Fact Sheet: NC needs a full and inclusive recovery for Western NC post-Helene
Recovery and rebuilding from Hurricane Helene in Western NC requires a bold public response that ensures everybody gets the help that they need and that the public capacity to support resiliency and well-being in every community is there for the long-term.
To ensure that rebuilding can be sustained, NC policymakers must pause the state income tax cuts scheduled for Jan. 1, that will disproportionately benefit profitable out-of-state corporations and the wealthiest North Carolinians. This will provide $1 billion in public money next year.
The needs are great in Western NC. Meeting them with a robust public plan will stop hardship and help the entire economy.
Meeting the needs of people, public institutions, and businesses in the region can stave off the negative effects of job and housing loss, provide stability to children and older North Carolinians, and ensure that communities stay connected and cared for after this traumatic event.
- The number of FEMA temporary shelter assistance applications in the first three weeks were already nearly 5 times the number of applications from the past two disasters to hit Eastern NC, combined.
- Food assistance applications in the first round totaled more than 175,000, according to the NC Department of Health and Human Services.
The NC General Assembly has only scratched the surface of what is needed.
In total, the two disaster packages provide less than 2 percent of the estimated need: just $954 million for Helene recovery when preliminary estimates of the damage in Western NC alone total more than $53.6 billion.
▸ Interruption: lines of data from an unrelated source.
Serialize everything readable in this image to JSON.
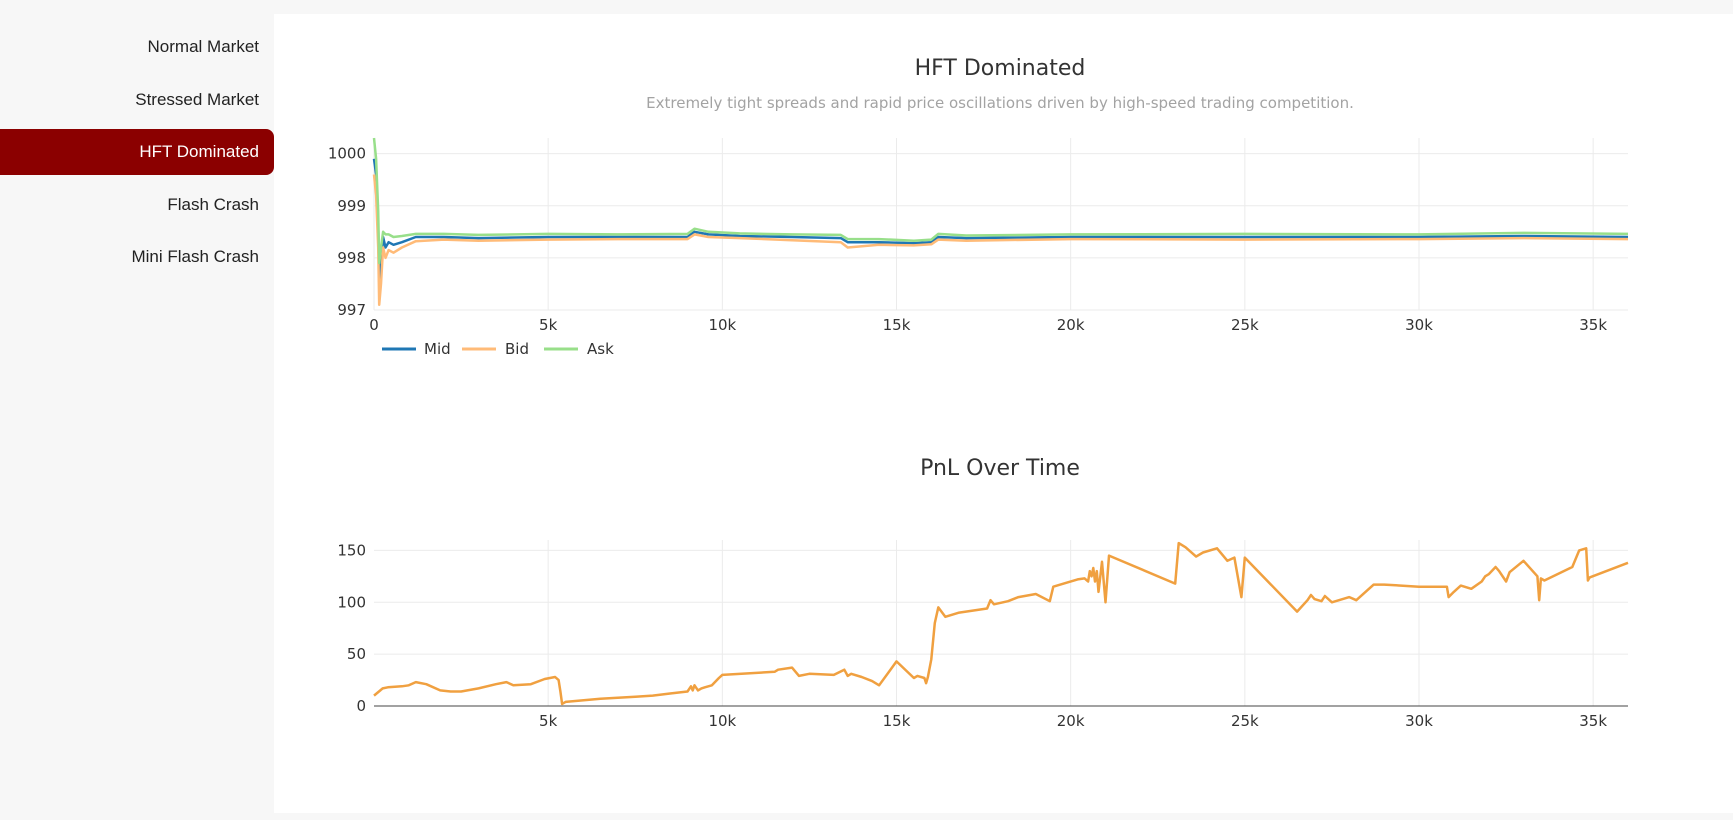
{
  "sidebar": {
    "items": [
      {
        "label": "Normal Market",
        "active": false
      },
      {
        "label": "Stressed Market",
        "active": false
      },
      {
        "label": "HFT Dominated",
        "active": true
      },
      {
        "label": "Flash Crash",
        "active": false
      },
      {
        "label": "Mini Flash Crash",
        "active": false
      }
    ],
    "active_color": "#8b0000"
  },
  "chart_data": [
    {
      "type": "line",
      "title": "HFT Dominated",
      "subtitle": "Extremely tight spreads and rapid price oscillations driven by high-speed trading competition.",
      "xlim": [
        0,
        36000
      ],
      "ylim": [
        997,
        1000.3
      ],
      "x_ticks": [
        0,
        5000,
        10000,
        15000,
        20000,
        25000,
        30000,
        35000
      ],
      "x_tick_labels": [
        "0",
        "5k",
        "10k",
        "15k",
        "20k",
        "25k",
        "30k",
        "35k"
      ],
      "y_ticks": [
        997,
        998,
        999,
        1000
      ],
      "y_tick_labels": [
        "997",
        "998",
        "999",
        "1000"
      ],
      "grid": true,
      "legend": "bottom-left, horizontal",
      "series": [
        {
          "name": "Mid",
          "color": "#1f77b4",
          "x": [
            0,
            60,
            120,
            150,
            200,
            260,
            330,
            420,
            560,
            800,
            1200,
            2000,
            3000,
            5000,
            7000,
            9000,
            9200,
            9600,
            10500,
            12000,
            13400,
            13600,
            14500,
            15500,
            16000,
            16200,
            17000,
            20000,
            25000,
            30000,
            33000,
            36000
          ],
          "y": [
            999.9,
            999.6,
            998.6,
            997.6,
            997.9,
            998.4,
            998.2,
            998.3,
            998.25,
            998.3,
            998.4,
            998.4,
            998.38,
            998.4,
            998.4,
            998.4,
            998.5,
            998.45,
            998.42,
            998.4,
            998.38,
            998.3,
            998.3,
            998.28,
            998.3,
            998.4,
            998.38,
            998.4,
            998.4,
            998.4,
            998.42,
            998.4
          ]
        },
        {
          "name": "Bid",
          "color": "#ffbb78",
          "x": [
            0,
            60,
            120,
            150,
            200,
            260,
            330,
            420,
            560,
            800,
            1200,
            2000,
            3000,
            5000,
            7000,
            9000,
            9200,
            9600,
            10500,
            12000,
            13400,
            13600,
            14500,
            15500,
            16000,
            16200,
            17000,
            20000,
            25000,
            30000,
            33000,
            36000
          ],
          "y": [
            999.6,
            999.2,
            998.2,
            997.1,
            997.5,
            998.2,
            998.0,
            998.15,
            998.1,
            998.2,
            998.32,
            998.35,
            998.33,
            998.35,
            998.36,
            998.36,
            998.45,
            998.4,
            998.38,
            998.34,
            998.3,
            998.2,
            998.25,
            998.24,
            998.26,
            998.35,
            998.33,
            998.36,
            998.35,
            998.36,
            998.38,
            998.36
          ]
        },
        {
          "name": "Ask",
          "color": "#98df8a",
          "x": [
            0,
            60,
            120,
            150,
            200,
            260,
            330,
            420,
            560,
            800,
            1200,
            2000,
            3000,
            5000,
            7000,
            9000,
            9200,
            9600,
            10500,
            12000,
            13400,
            13600,
            14500,
            15500,
            16000,
            16200,
            17000,
            20000,
            25000,
            30000,
            33000,
            36000
          ],
          "y": [
            1000.3,
            999.9,
            998.9,
            997.9,
            998.2,
            998.5,
            998.45,
            998.45,
            998.4,
            998.42,
            998.46,
            998.46,
            998.44,
            998.46,
            998.45,
            998.46,
            998.56,
            998.5,
            998.47,
            998.45,
            998.44,
            998.36,
            998.36,
            998.33,
            998.35,
            998.46,
            998.43,
            998.45,
            998.46,
            998.45,
            998.48,
            998.46
          ]
        }
      ]
    },
    {
      "type": "line",
      "title": "PnL Over Time",
      "xlim": [
        0,
        36000
      ],
      "ylim": [
        0,
        160
      ],
      "x_ticks": [
        5000,
        10000,
        15000,
        20000,
        25000,
        30000,
        35000
      ],
      "x_tick_labels": [
        "5k",
        "10k",
        "15k",
        "20k",
        "25k",
        "30k",
        "35k"
      ],
      "y_ticks": [
        0,
        50,
        100,
        150
      ],
      "y_tick_labels": [
        "0",
        "50",
        "100",
        "150"
      ],
      "grid": true,
      "series": [
        {
          "color": "#f0a040",
          "x": [
            0,
            250,
            400,
            800,
            1000,
            1200,
            1500,
            1900,
            2200,
            2500,
            3000,
            3500,
            3800,
            4000,
            4500,
            4900,
            5200,
            5300,
            5350,
            5400,
            5500,
            6500,
            7000,
            7500,
            8000,
            8500,
            9000,
            9100,
            9150,
            9200,
            9300,
            9400,
            9500,
            9700,
            9900,
            10000,
            11500,
            11600,
            12000,
            12200,
            12500,
            13200,
            13500,
            13600,
            13700,
            14000,
            14300,
            14500,
            15000,
            15500,
            15600,
            15800,
            15850,
            15900,
            16000,
            16100,
            16200,
            16400,
            16800,
            17600,
            17700,
            17800,
            18200,
            18500,
            19000,
            19400,
            19500,
            19800,
            20200,
            20400,
            20500,
            20550,
            20600,
            20650,
            20700,
            20750,
            20800,
            20900,
            21000,
            21100,
            23000,
            23100,
            23300,
            23600,
            23800,
            24200,
            24500,
            24700,
            24900,
            25000,
            26500,
            26800,
            26900,
            27000,
            27200,
            27300,
            27500,
            28000,
            28200,
            28700,
            29000,
            30000,
            30800,
            30850,
            31000,
            31200,
            31500,
            31800,
            31900,
            32000,
            32200,
            32300,
            32500,
            32600,
            33000,
            33400,
            33450,
            33500,
            33600,
            34400,
            34600,
            34800,
            34850,
            34900,
            36000
          ],
          "y": [
            10,
            17,
            18,
            19,
            20,
            23,
            21,
            15,
            14,
            14,
            17,
            21,
            23,
            20,
            21,
            26,
            28,
            25,
            14,
            2,
            4,
            7,
            8,
            9,
            10,
            12,
            14,
            19,
            15,
            20,
            15,
            17,
            18,
            20,
            27,
            30,
            33,
            35,
            37,
            29,
            31,
            30,
            35,
            29,
            31,
            28,
            24,
            20,
            43,
            27,
            29,
            27,
            22,
            28,
            45,
            80,
            95,
            86,
            90,
            94,
            102,
            98,
            101,
            105,
            108,
            101,
            115,
            118,
            122,
            123,
            120,
            130,
            125,
            133,
            120,
            130,
            110,
            139,
            100,
            145,
            118,
            157,
            153,
            144,
            148,
            152,
            140,
            143,
            105,
            143,
            91,
            102,
            107,
            103,
            101,
            106,
            100,
            105,
            102,
            117,
            117,
            115,
            115,
            105,
            110,
            116,
            113,
            120,
            125,
            127,
            134,
            130,
            120,
            129,
            140,
            125,
            102,
            123,
            121,
            134,
            150,
            152,
            121,
            124,
            138
          ]
        }
      ]
    }
  ]
}
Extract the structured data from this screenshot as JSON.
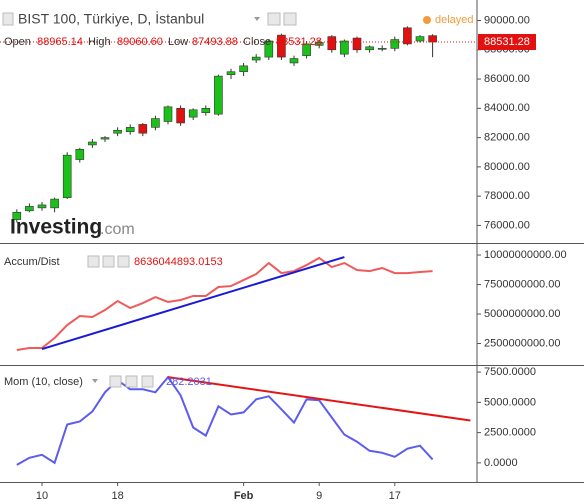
{
  "header": {
    "title": "BIST 100, Türkiye, D, İstanbul",
    "status": "delayed",
    "open_label": "Open",
    "open": "88965.14",
    "high_label": "High",
    "high": "89060.60",
    "low_label": "Low",
    "low": "87493.88",
    "close_label": "Close",
    "close": "88531.28",
    "logo": "Investing",
    "logo_suffix": ".com"
  },
  "chart_data": [
    {
      "type": "candlestick",
      "categories": [
        null,
        null,
        "10",
        null,
        null,
        null,
        null,
        null,
        "18",
        null,
        null,
        null,
        null,
        null,
        null,
        null,
        null,
        null,
        "Feb",
        null,
        null,
        null,
        null,
        null,
        "9",
        null,
        null,
        null,
        null,
        null,
        "17",
        null,
        null,
        null
      ],
      "open": [
        76400,
        77000,
        77200,
        77200,
        77900,
        80500,
        81500,
        81900,
        82300,
        82400,
        82900,
        82700,
        83100,
        84000,
        83400,
        83700,
        83600,
        86300,
        86500,
        87300,
        87500,
        89000,
        87100,
        87600,
        88300,
        88900,
        87700,
        88800,
        88000,
        88100,
        88100,
        89500,
        88600,
        88965.14
      ],
      "high": [
        77100,
        77500,
        77600,
        77900,
        81000,
        81300,
        81900,
        82100,
        82700,
        82900,
        83000,
        83500,
        84200,
        84200,
        84000,
        84200,
        86300,
        86700,
        87100,
        87700,
        88700,
        89100,
        87600,
        88600,
        88700,
        89000,
        88700,
        88900,
        88300,
        88300,
        88900,
        89600,
        89000,
        89060.6
      ],
      "low": [
        76200,
        76900,
        77000,
        76900,
        77800,
        80300,
        81300,
        81700,
        82100,
        82200,
        82100,
        82500,
        82900,
        82800,
        83200,
        83500,
        83500,
        86000,
        86200,
        87100,
        87300,
        87300,
        86900,
        87400,
        88100,
        87800,
        87500,
        87800,
        87800,
        87900,
        87900,
        88300,
        88500,
        87493.88
      ],
      "close": [
        76900,
        77300,
        77400,
        77800,
        80800,
        81200,
        81700,
        82000,
        82500,
        82700,
        82300,
        83300,
        84100,
        83000,
        83900,
        84000,
        86200,
        86500,
        86900,
        87500,
        88600,
        87500,
        87400,
        88400,
        88500,
        88000,
        88600,
        88000,
        88200,
        88100,
        88700,
        88400,
        88900,
        88531.28
      ],
      "last_label": "88531.28",
      "up_color": "#19c119",
      "down_color": "#e31010",
      "ylim": [
        74800,
        91400
      ],
      "yticks": [
        {
          "value": 76000,
          "label": "76000.00"
        },
        {
          "value": 78000,
          "label": "78000.00"
        },
        {
          "value": 80000,
          "label": "80000.00"
        },
        {
          "value": 82000,
          "label": "82000.00"
        },
        {
          "value": 84000,
          "label": "84000.00"
        },
        {
          "value": 86000,
          "label": "86000.00"
        },
        {
          "value": 88000,
          "label": "88000.00"
        },
        {
          "value": 90000,
          "label": "90000.00"
        }
      ]
    },
    {
      "type": "line",
      "title": "Accum/Dist",
      "last_label": "8636044893.0153",
      "color": "#ef5b5b",
      "values": [
        1950000000,
        2120000000,
        2120000000,
        2970000000,
        4070000000,
        4830000000,
        4750000000,
        5340000000,
        6100000000,
        5510000000,
        5930000000,
        6440000000,
        6020000000,
        6190000000,
        6530000000,
        6530000000,
        7290000000,
        7370000000,
        7880000000,
        8390000000,
        9320000000,
        8470000000,
        8640000000,
        9150000000,
        9750000000,
        8980000000,
        9320000000,
        8730000000,
        8640000000,
        8900000000,
        8470000000,
        8470000000,
        8560000000,
        8636044893.0153
      ],
      "trendline": {
        "x": [
          2,
          26
        ],
        "values": [
          2030000000,
          9830000000
        ],
        "color": "#1a1ad6"
      },
      "ylim": [
        680000000,
        10850000000
      ],
      "yticks": [
        {
          "value": 2500000000,
          "label": "2500000000.00"
        },
        {
          "value": 5000000000,
          "label": "5000000000.00"
        },
        {
          "value": 7500000000,
          "label": "7500000000.00"
        },
        {
          "value": 10000000000,
          "label": "10000000000.00"
        }
      ]
    },
    {
      "type": "line",
      "title": "Mom (10, close)",
      "last_label": "282.2031",
      "color": "#5c5cf0",
      "values": [
        -170,
        420,
        670,
        0,
        3170,
        3420,
        4250,
        5830,
        6830,
        6080,
        6080,
        5830,
        7080,
        5580,
        2920,
        2250,
        4670,
        4000,
        4170,
        5250,
        5500,
        4420,
        3330,
        5250,
        5170,
        3750,
        2330,
        1750,
        1000,
        830,
        500,
        1170,
        1420,
        282.2031
      ],
      "trendline": {
        "x": [
          12,
          36
        ],
        "values": [
          7080,
          3500
        ],
        "color": "#e51414"
      },
      "ylim": [
        -1580,
        7920
      ],
      "yticks": [
        {
          "value": 0,
          "label": "0.0000"
        },
        {
          "value": 2500,
          "label": "2500.0000"
        },
        {
          "value": 5000,
          "label": "5000.0000"
        },
        {
          "value": 7500,
          "label": "7500.0000"
        }
      ]
    }
  ]
}
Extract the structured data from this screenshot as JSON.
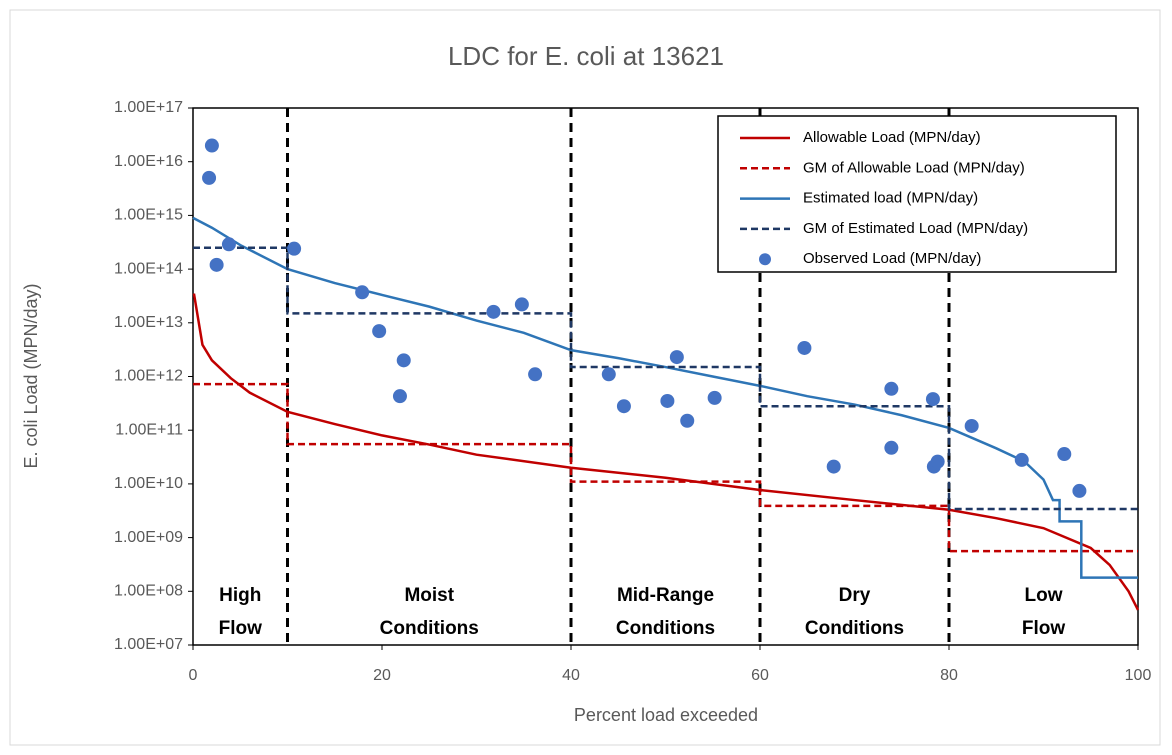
{
  "chart_data": {
    "type": "line",
    "title": "LDC for E. coli at 13621",
    "x_label": "Percent load exceeded",
    "y_label": "E. coli  Load (MPN/day)",
    "log_y": true,
    "xlim": [
      0,
      100
    ],
    "xticks": [
      0,
      20,
      40,
      60,
      80,
      100
    ],
    "ylim": [
      10000000.0,
      1e+17
    ],
    "yticks": [
      {
        "value": 10000000.0,
        "label": "1.00E+07"
      },
      {
        "value": 100000000.0,
        "label": "1.00E+08"
      },
      {
        "value": 1000000000.0,
        "label": "1.00E+09"
      },
      {
        "value": 10000000000.0,
        "label": "1.00E+10"
      },
      {
        "value": 100000000000.0,
        "label": "1.00E+11"
      },
      {
        "value": 1000000000000.0,
        "label": "1.00E+12"
      },
      {
        "value": 10000000000000.0,
        "label": "1.00E+13"
      },
      {
        "value": 100000000000000.0,
        "label": "1.00E+14"
      },
      {
        "value": 1000000000000000.0,
        "label": "1.00E+15"
      },
      {
        "value": 1e+16,
        "label": "1.00E+16"
      },
      {
        "value": 1e+17,
        "label": "1.00E+17"
      }
    ],
    "legend": "upper right",
    "vlines": [
      10,
      40,
      60,
      80
    ],
    "regions": [
      [
        "High",
        "Flow"
      ],
      [
        "Moist",
        "Conditions"
      ],
      [
        "Mid-Range",
        "Conditions"
      ],
      [
        "Dry",
        "Conditions"
      ],
      [
        "Low",
        "Flow"
      ]
    ],
    "series": [
      {
        "name": "Allowable Load (MPN/day)",
        "color": "#c00000",
        "style": "solid",
        "kind": "line",
        "x": [
          0.1,
          1,
          2,
          4,
          6,
          10,
          15,
          20,
          25,
          30,
          40,
          50,
          60,
          70,
          80,
          85,
          90,
          95,
          97,
          99,
          100
        ],
        "values": [
          35000000000000.0,
          3900000000000.0,
          2000000000000.0,
          930000000000.0,
          500000000000.0,
          220000000000.0,
          130000000000.0,
          80000000000.0,
          54000000000.0,
          35000000000.0,
          20000000000.0,
          13000000000.0,
          7700000000.0,
          5000000000.0,
          3300000000.0,
          2300000000.0,
          1500000000.0,
          640000000.0,
          310000000.0,
          100000000.0,
          45000000.0
        ]
      },
      {
        "name": "GM of Allowable Load (MPN/day)",
        "color": "#c00000",
        "style": "dashed",
        "kind": "line",
        "x": [
          0,
          10,
          10,
          40,
          40,
          60,
          60,
          80,
          80,
          100
        ],
        "values": [
          720000000000.0,
          720000000000.0,
          55000000000.0,
          55000000000.0,
          11000000000.0,
          11000000000.0,
          3900000000.0,
          3900000000.0,
          560000000.0,
          560000000.0
        ]
      },
      {
        "name": "Estimated load (MPN/day)",
        "color": "#2e75b6",
        "style": "solid",
        "kind": "line",
        "x": [
          0,
          2,
          5,
          10,
          15,
          20,
          25,
          30,
          35,
          40,
          45,
          50,
          55,
          60,
          65,
          70,
          75,
          80,
          85,
          88,
          90,
          91,
          91.7,
          91.7,
          94,
          94,
          100
        ],
        "values": [
          900000000000000.0,
          590000000000000.0,
          280000000000000.0,
          100000000000000.0,
          55000000000000.0,
          33000000000000.0,
          20000000000000.0,
          11000000000000.0,
          6500000000000.0,
          3100000000000.0,
          2200000000000.0,
          1500000000000.0,
          1000000000000.0,
          670000000000.0,
          430000000000.0,
          300000000000.0,
          190000000000.0,
          110000000000.0,
          46000000000.0,
          26000000000.0,
          12000000000.0,
          5000000000.0,
          5000000000.0,
          2000000000.0,
          2000000000.0,
          180000000.0,
          180000000.0
        ]
      },
      {
        "name": "GM of Estimated Load (MPN/day)",
        "color": "#1f3864",
        "style": "dashed",
        "kind": "line",
        "x": [
          0,
          10,
          10,
          40,
          40,
          60,
          60,
          80,
          80,
          100
        ],
        "values": [
          250000000000000.0,
          250000000000000.0,
          15000000000000.0,
          15000000000000.0,
          1500000000000.0,
          1500000000000.0,
          280000000000.0,
          280000000000.0,
          3400000000.0,
          3400000000.0
        ]
      },
      {
        "name": "Observed Load (MPN/day)",
        "color": "#4472c4",
        "kind": "scatter",
        "x": [
          2,
          1.7,
          2.5,
          3.8,
          10.7,
          17.9,
          19.7,
          21.9,
          22.3,
          31.8,
          34.8,
          36.2,
          44.0,
          45.6,
          50.2,
          51.2,
          52.3,
          55.2,
          64.7,
          67.8,
          73.9,
          73.9,
          78.3,
          78.4,
          78.8,
          82.4,
          87.7,
          92.2,
          93.8
        ],
        "values": [
          2e+16,
          5000000000000000.0,
          120000000000000.0,
          290000000000000.0,
          240000000000000.0,
          37000000000000.0,
          7000000000000.0,
          430000000000.0,
          2000000000000.0,
          16000000000000.0,
          22000000000000.0,
          1100000000000.0,
          1100000000000.0,
          280000000000.0,
          350000000000.0,
          2300000000000.0,
          150000000000.0,
          400000000000.0,
          3400000000000.0,
          21000000000.0,
          47000000000.0,
          590000000000.0,
          380000000000.0,
          21000000000.0,
          26000000000.0,
          120000000000.0,
          28000000000.0,
          36000000000.0,
          7400000000.0
        ]
      }
    ]
  }
}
- Just $1 million was provided for rental assistance. The Office of State Budget & Management identified a need for at least $25 million. The $1 million would allow the state to provide just 297 households with rental assistance for two months, not even getting them to the holiday season.
- Just $10 million was provided for child-care providers. The Office of State Budget & Management identified a need for at least $36 million. More than 55 child-care providers are damaged such that they cannot reopen without significant work to their buildings. Furthermore, many child-care providers were already destabilized by the loss of federal funds this summer and the inequitable formula used to determine child care market rates, which disproportionately disadvantages rural counties like those in Western NC.
The federal government will continue to play an important role, but it is unlikely to be sustained and reach every person and community impacted.
As the Congressional Research Services has noted, the United States takes a “bottom up” approach to disaster management, relying on local and state governments to lead, while the federal government plays a supplemental role.
- The federal government, however, does have significant experience and systems that kick into gear automatically when a disaster strikes, a model of infrastructure that the state should seek to ensure is available to it by funding state disaster management functions, including coordinating federal funds, case management, and resiliency planning.
- In the preliminary disaster assessment for North Carolina, federal funding was expected to be roughly $13.6 billion, or just 25 percent of the total preliminary damage assessment.
The state can fund a more equitable recovery.
North Carolina has the wealth to meet the needs of communities and promote people’s well-being, but this is possible only if lawmakers stop sending our public money out of state and to the richest in North Carolina through tax breaks and private school vouchers.
- We can prudently take $1.25 billion from the Savings Reserve Fund. Between the House and Senate packages that have passed since Helene hit, North Carolina policymakers have already drawn $877 million from the Savings Reserve Fund. So, if policymakers remain committed to the guidance of state economists, this leaves only $373 million in the Savings Reserve for disaster relief.
- Pausing income tax cuts for the richest North Carolinians and profitable corporations will ensure $1 billion is available next year for the rebuilding effort. In a recent poll, North Carolinians overwhelmingly supported stopping income tax cuts for profitable corporations so that the state had public money for community priorities. Lawmakers owe it to their constituents to abide by the wishes of the majority of North Carolinians.